La notizia dello stop all’espulsione ha subito acceso il dibattito politico. Da una parte, esponenti della maggioranza hanno espresso “profondo rammarico” per una decisione che, secondo loro, mette a rischio “la sicurezza nazionale”. Il ministro Piantedosi, intervistato a margine di un incontro a Roma, ha detto: “Rispettiamo le sentenze, ma resta la nostra preoccupazione per chi inneggia alla violenza”.

Dall’altra, associazioni per i diritti umani e rappresentanti della comunità islamica hanno accolto con sollievo la sentenza. “La legge è uguale per tutti – ha commentato Ahmed El Sayed, portavoce del Centro culturale islamico di Torino – e chi chiede asilo deve poter avere la propria domanda valutata senza pressioni”.

Chi è l’imam e cosa gli viene contestato

Mohamed Shahin, 42 anni, originario del Cairo, vive in Italia da oltre dieci anni. È conosciuto tra i fedeli per il suo impegno sociale e per il dialogo interreligioso. Ma, secondo gli investigatori, durante alcune prediche avrebbe usato parole considerate “di incitamento all’odio” contro Israele, dopo l’attacco del 7 ottobre. Shahin ha sempre negato: “Non ho mai sostenuto la violenza – ha detto ai suoi avvocati –. Ho solo espresso dolore per le vittime civili”.

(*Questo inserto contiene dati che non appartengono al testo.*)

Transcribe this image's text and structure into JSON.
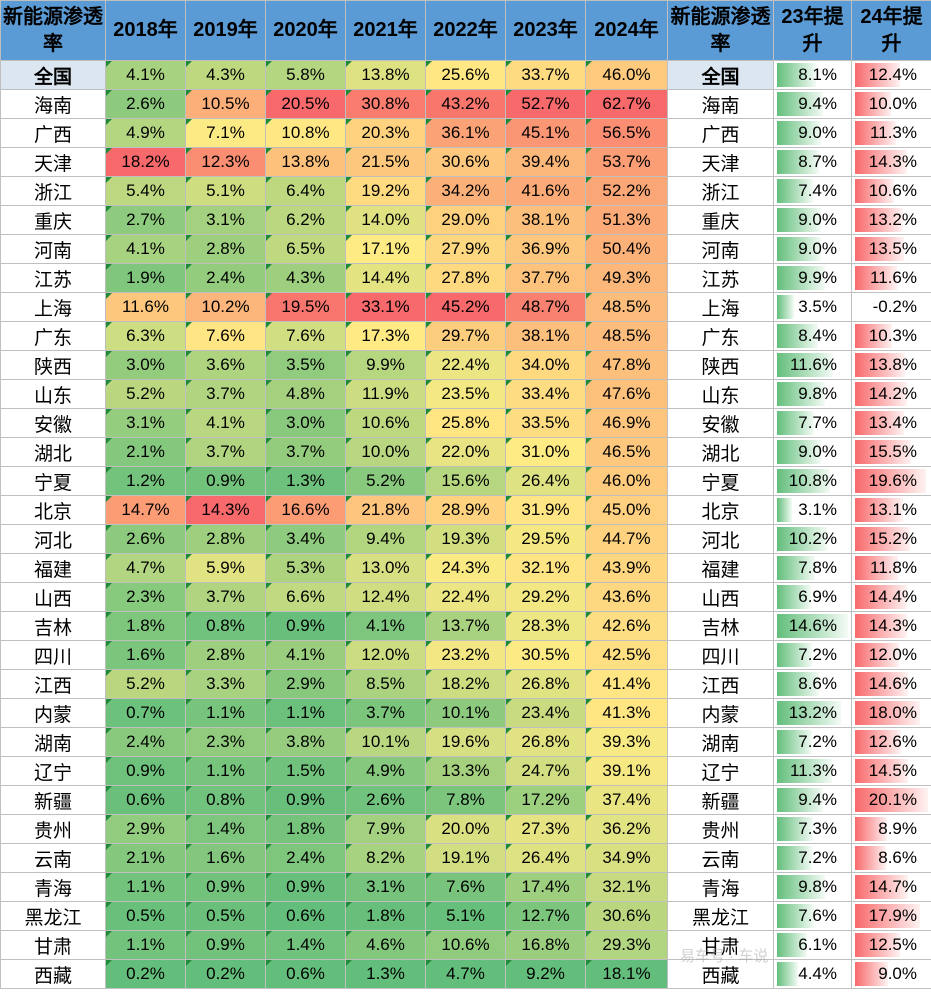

La Procura di Torino ha aperto un fascicolo esplorativo, ma finora non ci sono accuse penali nei suoi confronti. La questione resta quindi sul piano amministrativo e politico.

E adesso cosa succede

Con la decisione della Corte d’Appello, Shahin potrà restare in Italia almeno fino a quando non si concluderà la sua pratica per il riconoscimento dello status di rifugiato. I tempi, però, non saranno brevi: fonti del Ministero dell’Interno parlano di mesi. Nel frattempo, l’imam continuerà a vivere a Torino, sotto l’occhio delle autorità, con una comunità divisa tra solidarietà e preoccupazione.

“Non vogliamo tensioni – ha confidato un fedele uscendo dalla moschea – ma chiediamo solo che si faccia chiarezza”. Il caso Shahin resta così un banco di prova per trovare un equilibrio tra sicurezza e diritti fondamentali, in un momento in cui il tema dell’immigrazione torna a far discutere nel nostro paese.